In mathematics, two Prüfer theorems, named after Heinz Prüfer, describe the structure of certain infinite abelian groups. They have been generalized by L. Ya. Kulikov.

== Statement ==

Let A be an abelian group. If A is finitely generated then by the fundamental theorem of finitely generated abelian groups, A is decomposable into a direct sum of cyclic subgroups, which leads to the classification of finitely generated abelian groups up to isomorphism. The structure of general infinite abelian groups can be considerably more complicated and the conclusion needs not to hold, but Prüfer proved that it remains true for periodic groups in two special cases.

The first Prüfer theorem states that an abelian group of bounded exponent is isomorphic to a direct sum of cyclic groups. The second Prüfer theorem states that a countable abelian p-group whose non-trivial elements have finite p-height is isomorphic to a direct sum of cyclic groups.

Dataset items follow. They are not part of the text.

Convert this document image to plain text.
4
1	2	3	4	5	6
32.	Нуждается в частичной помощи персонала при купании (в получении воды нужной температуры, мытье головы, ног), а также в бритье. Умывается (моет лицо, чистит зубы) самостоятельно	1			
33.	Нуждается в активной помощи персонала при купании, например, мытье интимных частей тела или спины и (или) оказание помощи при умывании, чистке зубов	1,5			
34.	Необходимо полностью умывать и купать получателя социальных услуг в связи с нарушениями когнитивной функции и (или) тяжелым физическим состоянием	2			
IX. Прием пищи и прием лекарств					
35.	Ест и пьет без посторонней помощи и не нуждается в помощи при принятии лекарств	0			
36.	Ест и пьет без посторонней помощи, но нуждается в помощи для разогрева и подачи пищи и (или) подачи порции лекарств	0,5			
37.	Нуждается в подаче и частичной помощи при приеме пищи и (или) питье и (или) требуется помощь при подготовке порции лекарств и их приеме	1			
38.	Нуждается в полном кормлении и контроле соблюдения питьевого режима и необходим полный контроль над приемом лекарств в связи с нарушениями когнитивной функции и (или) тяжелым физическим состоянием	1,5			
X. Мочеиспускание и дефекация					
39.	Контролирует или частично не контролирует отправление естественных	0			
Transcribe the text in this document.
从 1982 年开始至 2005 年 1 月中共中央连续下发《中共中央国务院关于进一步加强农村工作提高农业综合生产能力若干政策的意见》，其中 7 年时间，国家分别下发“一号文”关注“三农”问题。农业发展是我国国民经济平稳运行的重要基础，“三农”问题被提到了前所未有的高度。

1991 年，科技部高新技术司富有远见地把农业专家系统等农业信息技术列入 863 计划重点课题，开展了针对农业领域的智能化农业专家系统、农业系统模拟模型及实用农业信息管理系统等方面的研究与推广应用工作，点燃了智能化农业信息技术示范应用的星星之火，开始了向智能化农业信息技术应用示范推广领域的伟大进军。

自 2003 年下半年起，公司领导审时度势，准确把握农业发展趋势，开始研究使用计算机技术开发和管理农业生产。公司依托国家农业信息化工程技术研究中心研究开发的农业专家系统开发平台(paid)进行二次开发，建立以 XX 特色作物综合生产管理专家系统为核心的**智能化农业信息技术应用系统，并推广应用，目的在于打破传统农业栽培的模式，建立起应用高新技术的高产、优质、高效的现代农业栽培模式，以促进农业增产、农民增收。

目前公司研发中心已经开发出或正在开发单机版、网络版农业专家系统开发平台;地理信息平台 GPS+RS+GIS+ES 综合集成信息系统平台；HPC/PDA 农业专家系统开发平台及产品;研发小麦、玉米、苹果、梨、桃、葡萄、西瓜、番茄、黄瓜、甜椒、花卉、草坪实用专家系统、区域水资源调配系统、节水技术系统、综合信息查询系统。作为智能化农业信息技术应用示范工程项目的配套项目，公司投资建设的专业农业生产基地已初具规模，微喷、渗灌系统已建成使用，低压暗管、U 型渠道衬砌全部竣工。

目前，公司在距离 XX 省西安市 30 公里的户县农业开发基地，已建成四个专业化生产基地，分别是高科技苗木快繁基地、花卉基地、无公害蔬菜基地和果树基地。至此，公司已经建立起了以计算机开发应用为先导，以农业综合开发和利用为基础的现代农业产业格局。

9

Examples show that the assumption that the group be countable cannot be removed.

The two Prüfer theorems follow from a general criterion of decomposability of an abelian group into a direct sum of cyclic subgroups due to L. Ya. Kulikov:

An abelian p-group A is isomorphic to a direct sum of cyclic groups if and only if it is a union of a sequence {A_{i}} of subgroups with the property that the heights of all elements of A_{i} are bounded by a constant (possibly depending on i).